Third: A ground report by OpIndia from a Lenskart store in Delhi, conducted in April 2026, found that store employees are being actively governed by these exact rules. An employee, speaking anonymously, confirmed that staff who come to work wearing a kalawa or bindi are asked to leave for the day. Employees who insist on wearing a kalawa are instructed to hide it inside their sleeve so no customer or colleague can see it. This is not a policy that was “removed.” This is a policy that is operational right now.

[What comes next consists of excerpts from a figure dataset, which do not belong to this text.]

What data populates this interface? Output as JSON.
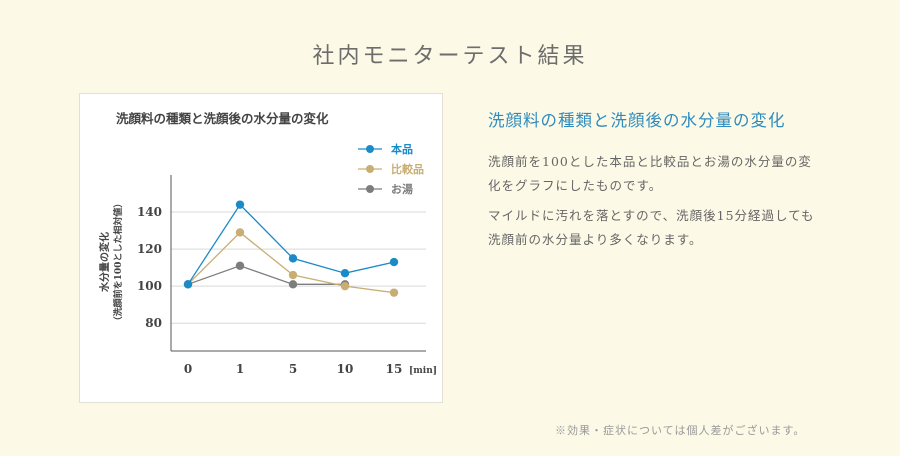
{
  "page": {
    "title": "社内モニターテスト結果",
    "heading": "洗顔料の種類と洗顔後の水分量の変化",
    "paragraphs": [
      "洗顔前を100とした本品と比較品とお湯の水分量の変化をグラフにしたものです。",
      "マイルドに汚れを落とすので、洗顔後15分経過しても洗顔前の水分量より多くなります。"
    ],
    "note": "※効果・症状については個人差がございます。"
  },
  "chart_data": {
    "type": "line",
    "title": "洗顔料の種類と洗顔後の水分量の変化",
    "ylabel": "水分量の変化",
    "ylabel_sub": "（洗顔前を100とした相対値）",
    "xlabel_unit": "[min]",
    "categories": [
      "0",
      "1",
      "5",
      "10",
      "15"
    ],
    "y_ticks": [
      80,
      100,
      120,
      140
    ],
    "ylim": [
      65,
      160
    ],
    "grid": true,
    "legend_position": "top-right",
    "series": [
      {
        "name": "本品",
        "color": "#1b8ac9",
        "values": [
          101,
          144,
          115,
          107,
          113
        ]
      },
      {
        "name": "比較品",
        "color": "#c9ae73",
        "values": [
          101,
          129,
          106,
          100,
          96.5
        ]
      },
      {
        "name": "お湯",
        "color": "#7d7d7d",
        "values": [
          101,
          111,
          101,
          101,
          null
        ]
      }
    ]
  }
}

When the ground reporter asked the employee how a kalawa makes someone unprofessional, the employee fell silent and could not answer.

The Video Audit Evidence

The controversy has now entered a new phase. Activist and writer Shefali Vaidya, one of the first to widely share the document, has claimed possession of what she describes as “irrefutable proof”: “I have irrefutable proof that Lenskart CEO Peyush Bansal is LYING when he says that the grooming code that says NO Bindi is ‘outdated’. I have proof of a video audit with the date 08/04/2026 where an employee was given a low rating for wearing a bindi. Will share in due course.”

8 April 2026. That is seven days before Bansal’s first public statement. If the video audit evidence is authentic, it places active enforcement of the bindi ban within the same week that Bansal was claiming the policy had already been corrected and was not in use.

Vaidya has also flagged potential regulatory and constitutional dimensions noting that as a publicly listed company, Lenskart is not a private enterprise answerable only to its founder. She has cited a potential Article 15 violation – the constitutional provision prohibiting discrimination on grounds of religion and indicated she is prepared to share the evidence with legal counsel.

The Broader Pattern

In Lenskart’s case, the policy distinction is not subtle. Hijab, a distinctly Islamic religious symbol, is not merely permitted. It is accommodated with precise, written instructions: black colour, chest coverage, prescribed styling. Bindi and kalawa, distinctly Hindu religious symbols, are banned. Sindoor is conditionally permitted, provided it is invisible enough not to be noticed.

A store employee whose only job is talking to customers and selling eyewear is being asked to hide a thread tied around her wrist during a religious ceremony. No one at Lenskart’s headquarters has been able to explain what safety concern a kalawa poses in a retail conversation.

Peyush Bansal claims he built Lenskart as a company for Bharat, by Indians, for Indians. The employees who sell his eyewear in cities and towns across this country carry their faith and culture to work every day. Whether they were allowed to do so openly, or forced to tuck it away, is a question that a press statement cannot answer. Only the documents, the audits, and the testimony of those employees can.